Oregon law permits adults to carry pot in public – up to an ounce – but they can’t smoke it. Smoking or using marijuana in public places, including in parks and playgrounds, hotel lobbies or on buses and trains, is still prohibited. Basically, the law limits marijuana consumption to the privacy of one’s home.
Still, getting caught smoking on state property won’t come with as harsh a punishment as possessing or using weed on federally managed land. Possessing any amount of marijuana on federal property could result in large fines or even jail time.
Sixty percent of Oregon’s forests are managed by the U.S. Forest Service, the Bureau of Land Management and the National Park Service. Oregon controls just 4 percent of the state’s great outdoors. Only Alaska, Idaho, Nevada and Utah have more federally controlled land than Oregon.

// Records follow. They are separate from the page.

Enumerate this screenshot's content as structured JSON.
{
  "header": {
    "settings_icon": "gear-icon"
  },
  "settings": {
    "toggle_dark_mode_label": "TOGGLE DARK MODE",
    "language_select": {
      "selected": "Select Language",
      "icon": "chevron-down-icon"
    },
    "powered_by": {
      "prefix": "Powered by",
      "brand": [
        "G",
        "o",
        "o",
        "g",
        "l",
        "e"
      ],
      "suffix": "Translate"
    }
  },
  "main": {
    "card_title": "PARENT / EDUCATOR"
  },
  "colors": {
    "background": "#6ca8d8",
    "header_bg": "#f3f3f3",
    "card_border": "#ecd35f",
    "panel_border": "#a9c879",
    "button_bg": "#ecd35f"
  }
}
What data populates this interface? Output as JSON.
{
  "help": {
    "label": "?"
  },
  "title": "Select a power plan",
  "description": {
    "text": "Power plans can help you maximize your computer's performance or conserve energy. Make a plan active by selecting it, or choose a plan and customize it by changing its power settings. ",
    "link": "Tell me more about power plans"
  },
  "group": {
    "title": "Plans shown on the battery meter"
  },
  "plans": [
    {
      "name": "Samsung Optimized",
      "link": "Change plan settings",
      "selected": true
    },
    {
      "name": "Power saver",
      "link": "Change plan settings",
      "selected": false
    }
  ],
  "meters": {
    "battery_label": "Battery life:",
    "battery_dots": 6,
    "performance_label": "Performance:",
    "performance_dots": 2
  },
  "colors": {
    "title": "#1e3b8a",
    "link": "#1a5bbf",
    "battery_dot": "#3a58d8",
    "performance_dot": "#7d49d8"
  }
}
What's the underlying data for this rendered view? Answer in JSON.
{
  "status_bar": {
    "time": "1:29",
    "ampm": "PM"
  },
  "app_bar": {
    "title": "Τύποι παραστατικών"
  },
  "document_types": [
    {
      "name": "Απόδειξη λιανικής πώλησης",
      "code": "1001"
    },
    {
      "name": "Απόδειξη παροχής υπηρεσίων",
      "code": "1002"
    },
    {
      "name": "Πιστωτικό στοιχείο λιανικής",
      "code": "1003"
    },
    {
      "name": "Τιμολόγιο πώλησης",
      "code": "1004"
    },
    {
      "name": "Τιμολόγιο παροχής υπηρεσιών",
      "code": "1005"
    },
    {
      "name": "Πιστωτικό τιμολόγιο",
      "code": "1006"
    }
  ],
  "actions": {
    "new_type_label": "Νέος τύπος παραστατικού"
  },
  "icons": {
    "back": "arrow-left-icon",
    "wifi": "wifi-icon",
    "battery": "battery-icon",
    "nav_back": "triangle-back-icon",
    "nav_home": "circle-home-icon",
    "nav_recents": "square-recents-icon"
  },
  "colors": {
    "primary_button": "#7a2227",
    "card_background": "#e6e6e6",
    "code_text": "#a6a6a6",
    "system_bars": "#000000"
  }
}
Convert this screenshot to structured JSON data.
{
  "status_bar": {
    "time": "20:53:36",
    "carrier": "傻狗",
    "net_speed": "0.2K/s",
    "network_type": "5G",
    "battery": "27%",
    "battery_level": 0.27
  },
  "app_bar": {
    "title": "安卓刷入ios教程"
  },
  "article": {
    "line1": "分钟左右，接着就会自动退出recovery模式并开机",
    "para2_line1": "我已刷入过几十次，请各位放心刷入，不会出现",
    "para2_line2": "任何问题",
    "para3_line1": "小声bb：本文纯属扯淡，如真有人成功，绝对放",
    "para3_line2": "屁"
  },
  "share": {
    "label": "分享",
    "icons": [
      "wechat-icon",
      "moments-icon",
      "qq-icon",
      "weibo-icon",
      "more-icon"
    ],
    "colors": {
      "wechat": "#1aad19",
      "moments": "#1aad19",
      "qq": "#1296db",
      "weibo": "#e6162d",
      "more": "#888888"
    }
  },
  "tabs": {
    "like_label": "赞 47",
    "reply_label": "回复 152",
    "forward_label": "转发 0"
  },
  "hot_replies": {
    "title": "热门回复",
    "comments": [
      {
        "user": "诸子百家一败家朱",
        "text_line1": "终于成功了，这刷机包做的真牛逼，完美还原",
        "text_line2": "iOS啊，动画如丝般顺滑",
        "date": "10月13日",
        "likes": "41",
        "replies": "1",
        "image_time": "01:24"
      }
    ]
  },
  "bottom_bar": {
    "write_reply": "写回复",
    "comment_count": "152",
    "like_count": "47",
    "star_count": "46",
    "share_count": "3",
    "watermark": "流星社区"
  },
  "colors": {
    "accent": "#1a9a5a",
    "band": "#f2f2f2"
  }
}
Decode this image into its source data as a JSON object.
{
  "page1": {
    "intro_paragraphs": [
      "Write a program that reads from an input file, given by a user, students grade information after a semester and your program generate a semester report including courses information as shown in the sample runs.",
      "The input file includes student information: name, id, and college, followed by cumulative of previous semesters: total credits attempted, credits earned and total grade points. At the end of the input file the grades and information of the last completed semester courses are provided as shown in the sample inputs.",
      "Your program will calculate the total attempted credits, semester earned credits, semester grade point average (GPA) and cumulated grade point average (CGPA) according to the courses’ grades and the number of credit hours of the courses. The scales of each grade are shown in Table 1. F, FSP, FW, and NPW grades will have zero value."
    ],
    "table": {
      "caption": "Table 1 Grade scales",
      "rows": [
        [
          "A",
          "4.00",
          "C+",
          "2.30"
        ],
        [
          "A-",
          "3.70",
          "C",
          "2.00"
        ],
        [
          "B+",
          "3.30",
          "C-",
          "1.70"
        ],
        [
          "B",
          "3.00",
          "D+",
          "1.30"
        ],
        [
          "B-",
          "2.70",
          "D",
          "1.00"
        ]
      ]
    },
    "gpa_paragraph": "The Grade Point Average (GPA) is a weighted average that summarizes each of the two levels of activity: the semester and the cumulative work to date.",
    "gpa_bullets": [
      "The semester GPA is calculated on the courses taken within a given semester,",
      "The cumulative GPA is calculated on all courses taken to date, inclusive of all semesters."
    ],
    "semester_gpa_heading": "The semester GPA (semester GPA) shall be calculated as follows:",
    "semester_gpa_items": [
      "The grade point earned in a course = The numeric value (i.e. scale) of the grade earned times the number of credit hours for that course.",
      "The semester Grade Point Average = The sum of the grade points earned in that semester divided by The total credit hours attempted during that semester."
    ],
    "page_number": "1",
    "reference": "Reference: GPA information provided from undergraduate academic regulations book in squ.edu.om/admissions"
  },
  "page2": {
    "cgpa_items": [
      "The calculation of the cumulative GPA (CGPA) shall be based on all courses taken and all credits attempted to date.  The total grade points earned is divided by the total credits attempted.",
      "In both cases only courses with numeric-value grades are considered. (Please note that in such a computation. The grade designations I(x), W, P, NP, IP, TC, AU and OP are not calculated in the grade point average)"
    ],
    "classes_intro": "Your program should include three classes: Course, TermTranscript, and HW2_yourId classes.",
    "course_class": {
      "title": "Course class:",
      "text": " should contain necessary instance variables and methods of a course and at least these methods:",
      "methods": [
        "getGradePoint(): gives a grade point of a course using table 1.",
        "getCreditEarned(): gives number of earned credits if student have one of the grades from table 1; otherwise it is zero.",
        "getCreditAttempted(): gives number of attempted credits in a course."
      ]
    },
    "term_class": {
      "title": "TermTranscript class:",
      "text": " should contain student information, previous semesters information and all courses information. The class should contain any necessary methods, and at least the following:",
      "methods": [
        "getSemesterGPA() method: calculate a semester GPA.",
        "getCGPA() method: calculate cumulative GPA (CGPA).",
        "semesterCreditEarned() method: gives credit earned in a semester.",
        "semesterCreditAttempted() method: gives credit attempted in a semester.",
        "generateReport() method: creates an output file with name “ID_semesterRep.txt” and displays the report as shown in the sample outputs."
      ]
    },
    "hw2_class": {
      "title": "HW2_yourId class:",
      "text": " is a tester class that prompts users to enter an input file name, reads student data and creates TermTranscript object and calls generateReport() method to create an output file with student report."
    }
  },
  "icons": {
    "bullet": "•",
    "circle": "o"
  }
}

By comparison, about 29 percent of the land in nearby Washington – which legalized marijuana in 2012 – is federally controlled. The feds manage about 36 percent of the land in Colorado, which also legalized weed in 2012.
Something else for Oregon residents to keep in mind is that entering any U.S. Postal Service office or U.S. government building is considered out of bounds for marijuana possession. Property belonging to the U.S. government, like Portland’s Terry Schrunk Plaza, is off-limits to marijuana users, according to the Oregonian.
However, punishing people for smoking up in a national park or in a U.S. government-owned plaza is low on the feds’ priority list. Federal authorities are more concerned with Oregon residents transferring weed across state lines, supporting illegal marijuana markets, or giving it to children, the Oregonian reported.
Marijuana advocates have said that overall, Oregon’s law will help decrease the number of marijuana-related arrests in the state and will give casual users the peace of mind that they won’t be labeled criminals. "It supports people who want to succeed in society," Anthony Johnson, who co-wrote Oregon’s marijuana law, said at a recent press conference, according to the Huffington Post. "There’s no reason we should saddle people with crimes on their record that prevent them from having good educational and employment opportunities."